Pourtant, Mises résout également ce problème. Il souligne que nous n’avons pas à suivre le pouvoir d’achat de la monnaie en remontant indéfiniment dans le passé. Nous devons plutôt suivre ce pouvoir d’achat jusqu’au point où le bien monétaire était un bien ordinaire, avant qu’il ne soit recherché pour son rôle de moyen d’échange.

Pour reprendre l’exemple du fermier [donné par l’auteur au début, non traduit, de son texte], il n’y a pas de difficultés à utiliser la théorie de la valeur subjective de Menger pour expliquer pourquoi les membres d’une communauté accordent une certaine valeur au bacon (pour sa capacité à combler l’appétit, tout en ayant du goût). Puis s’ajoute le paramètre de l’augmentation de la valeur du bacon sur le marché dès lors que le fermier l’accepte dans le cadre d’un échange, non parce qu’il souhaite le consommer, mais parce qu’il veut l’échanger avec le cordonnier. On note qu’il n’y a pas de régression infinie dans cette situation.

Cette approche est désormais connue sous le nom de théorème de régression de Mises. En expliquant la valeur sur le marché de la monnaie par un enchaînement historique remontant aux biens ordinaires dans un monde d’échange direct, Mises a été capable de résoudre les problèmes qui ont empêché les autres économistes d’appliquer la théorie de la valeur subjective “moderne” (c’est-à-dire d’après 1871) à la monnaie elle-même.

Mises a formulé quelques remarques plutôt définitives sur le passé que doit nécessairement avoir toute monnaie. Voici deux exemples tirés de l’ouvrage classique de Mises L’action humaine :

Aucun bien ne peut être utilisé comme moyen d’échange s’il n’a pas eu, au tout début de son usage à cette fin, une valeur d’échange à de tout autres titres.

Un moyen d’échange sans passé n’est pas concevable. Rien ne peut accéder à un rôle de moyen d’échange qui n’ait pas d’abord été un bien économique auquel les gens avaient déjà attribué une valeur d’échange.

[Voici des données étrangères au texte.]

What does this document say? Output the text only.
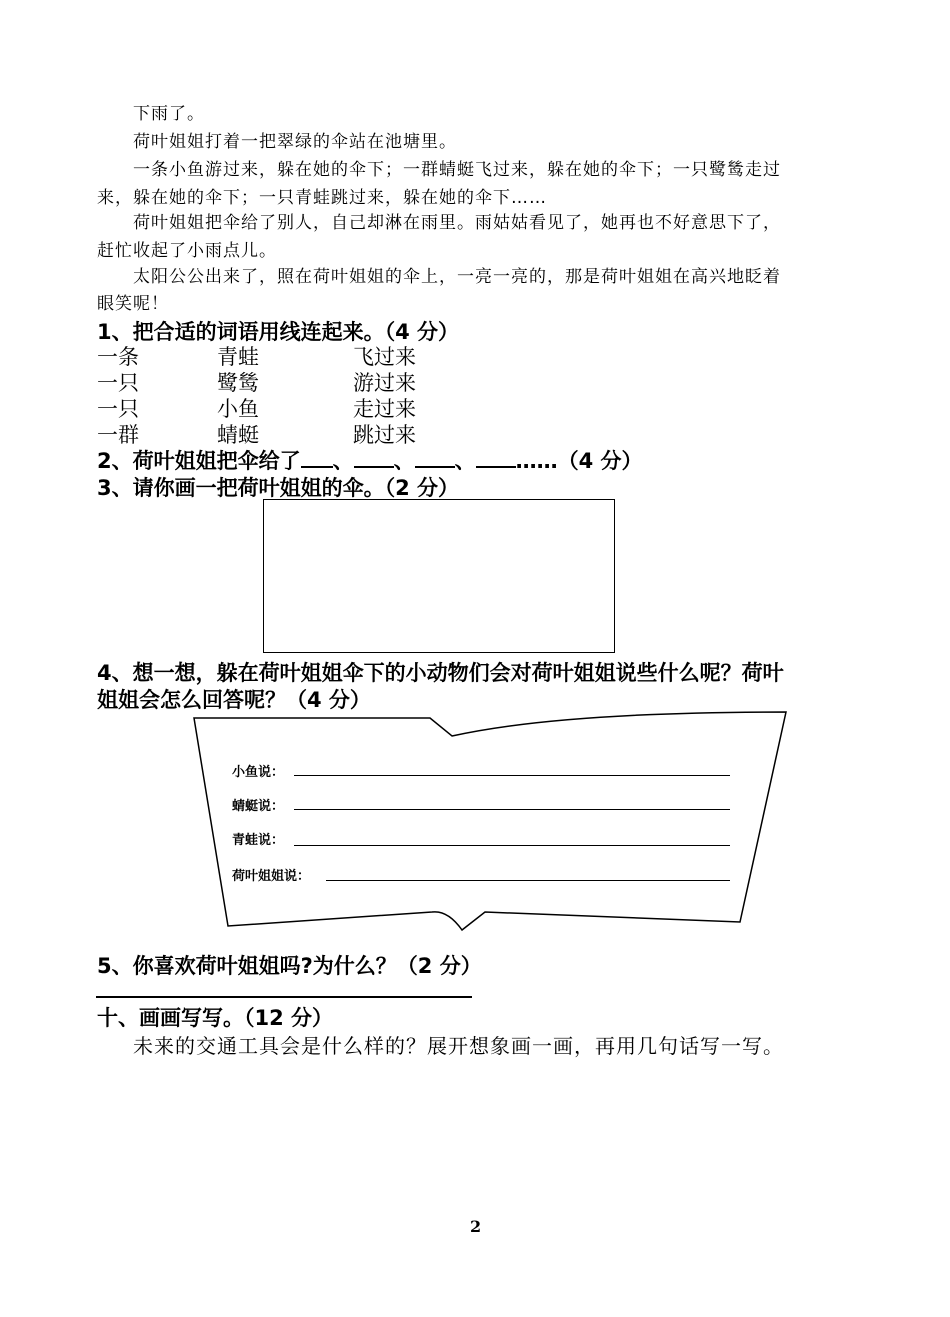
下雨了。
荷叶姐姐打着一把翠绿的伞站在池塘里。
一条小鱼游过来，躲在她的伞下；一群蜻蜓飞过来，躲在她的伞下；一只鹭鸶走过
来，躲在她的伞下；一只青蛙跳过来，躲在她的伞下……
荷叶姐姐把伞给了别人，自己却淋在雨里。雨姑姑看见了，她再也不好意思下了，
赶忙收起了小雨点儿。
太阳公公出来了，照在荷叶姐姐的伞上，一亮一亮的，那是荷叶姐姐在高兴地眨着
眼笑呢！
1、把合适的词语用线连起来。（4 分）
一条
一只
一只
一群
青蛙
鹭鸶
小鱼
蜻蜓
飞过来
游过来
走过来
跳过来
2、荷叶姐姐把伞给了 、 、 、 ……（4 分）
3、请你画一把荷叶姐姐的伞。（2 分）
4、想一想，躲在荷叶姐姐伞下的小动物们会对荷叶姐姐说些什么呢？荷叶
姐姐会怎么回答呢？（4 分）
小鱼说：
蜻蜓说：
青蛙说：
荷叶姐姐说：
5、你喜欢荷叶姐姐吗?为什么？（2 分）
十、画画写写。（12 分）
未来的交通工具会是什么样的？展开想象画一画，再用几句话写一写。
2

À la lumière des affirmations profondes de Mises, on peut comprendre en quoi beaucoup des adeptes de l’école autrichienne voient dans Bitcoin une question majeure : puisque Bitcoin est sous forme de monnaie — plutôt que d’être employé d’abord comme un bien ordinaire —, cela signifie-t-il qu’il ne peut pas être une monnaie ? Ou bien, inversement, si Bitcoin devient bel et bien une monnaie, est-ce que ça ne voudrait pas dire que Mises s’est trompé ?

Au risque d’être évasifs, nous n’étudierons pas ici la question fascinante de savoir si l’exemple de Bitcoin contrevient au théorème de régression, ou si ses caractéristiques non orthodoxes peuvent être compatibles avec la pensée monétaire de Mises (qu’il a manifestement conçue en ayant les biens tangibles à l’esprit). D’autres économistes familiers avec l’école autrichienne et avec Bitcoin se sont déjà prononcés sur ce problème intrigant.

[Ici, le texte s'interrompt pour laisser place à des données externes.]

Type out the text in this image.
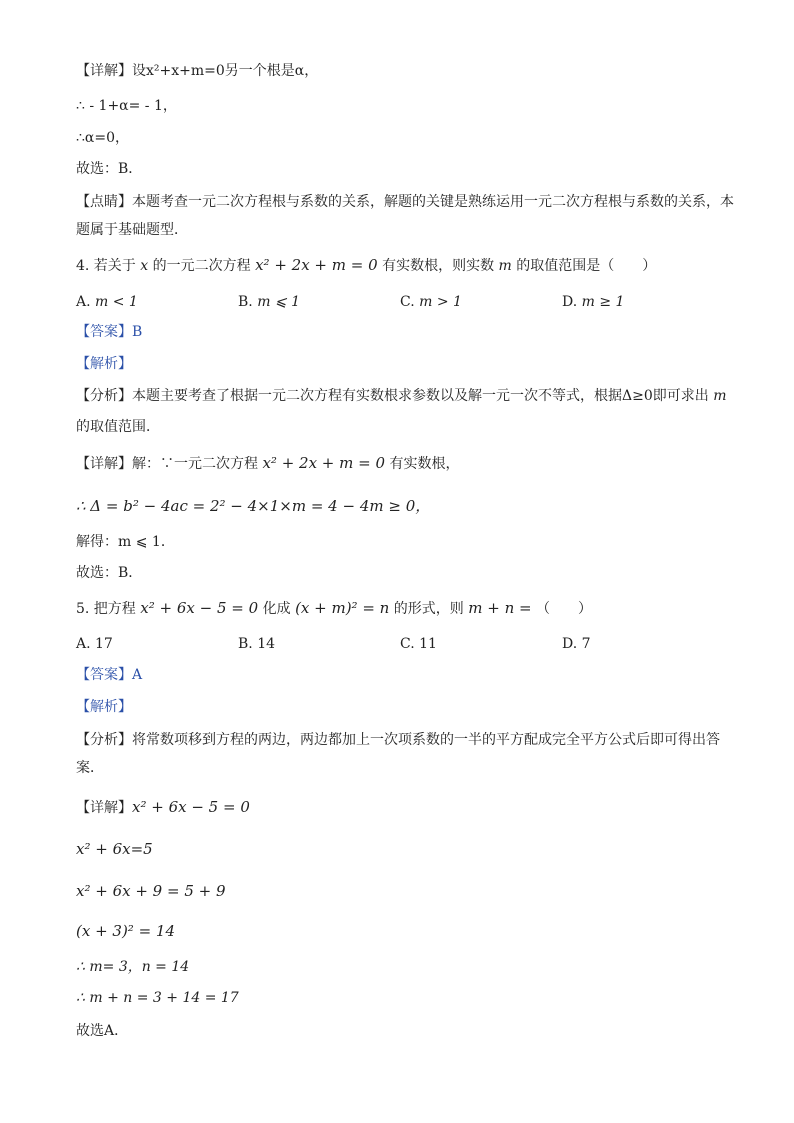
【详解】设x²+x+m=0另一个根是α，
∴ - 1+α= - 1，
∴α=0，
故选：B．
【点睛】本题考查一元二次方程根与系数的关系，解题的关键是熟练运用一元二次方程根与系数的关系，本题属于基础题型．
4. 若关于 x 的一元二次方程 x² + 2x + m = 0 有实数根，则实数 m 的取值范围是（　　）
A. m < 1	B. m ⩽ 1	C. m > 1	D. m ≥ 1
【答案】B
【解析】
【分析】本题主要考查了根据一元二次方程有实数根求参数以及解一元一次不等式，根据Δ≥0即可求出 m
的取值范围．
【详解】解：∵一元二次方程 x² + 2x + m = 0 有实数根，
∴ Δ = b² − 4ac = 2² − 4×1×m = 4 − 4m ≥ 0，
解得：m ⩽ 1．
故选：B．
5. 把方程 x² + 6x − 5 = 0 化成 (x + m)² = n 的形式，则 m + n = （　　）
A. 17	B. 14	C. 11	D. 7
【答案】A
【解析】
【分析】将常数项移到方程的两边，两边都加上一次项系数的一半的平方配成完全平方公式后即可得出答案．
【详解】x² + 6x − 5 = 0
x² + 6x=5
x² + 6x + 9 = 5 + 9
(x + 3)² = 14
∴ m= 3，n = 14
∴ m + n = 3 + 14 = 17
故选A．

À la place, nous ferons une remarque bien plus modeste : que Bitcoin contrevienne ou, au contraire, soit compatible avec le théorème de régression n’est pas une question empirique à ce point. Comme l’indiquent les citations de Mises ci-dessus, le théorème de régression, en fait, ne se réfère pas à un bien devenant monnaie, mais plutôt à un bien devenant un moyen d’échange.

Et comme nous l’avons déjà avancé, Bitcoin est clairement déjà devenu un moyen d’échange (bien qu’il ne soit pas une monnaie, quelle qu’en soit l’acception). Il faut donc choisir : soit l’émergence de Bitcoin en tant que moyen d’échange contrevient au théorème de régression, soit elle n’y contrevient pas. (Des arguments convaincants peuvent être formulés dans les deux sens.)

Il n’existe aucun obstacle supplémentaire imposé par le théorème de régression qui entraverait l’adoption de Bitcoin par une communauté plus grande, ni, donc, son évolution en monnaie au-delà du seul rôle de moyen d’échange.

Pour résumer : que Bitcoin devienne une véritable monnaie reste une question empirique, mais à ce point — puisque Bitcoin est déjà un moyen d’échange — le théorème de régression de Mises ne s’applique pas à son devenir.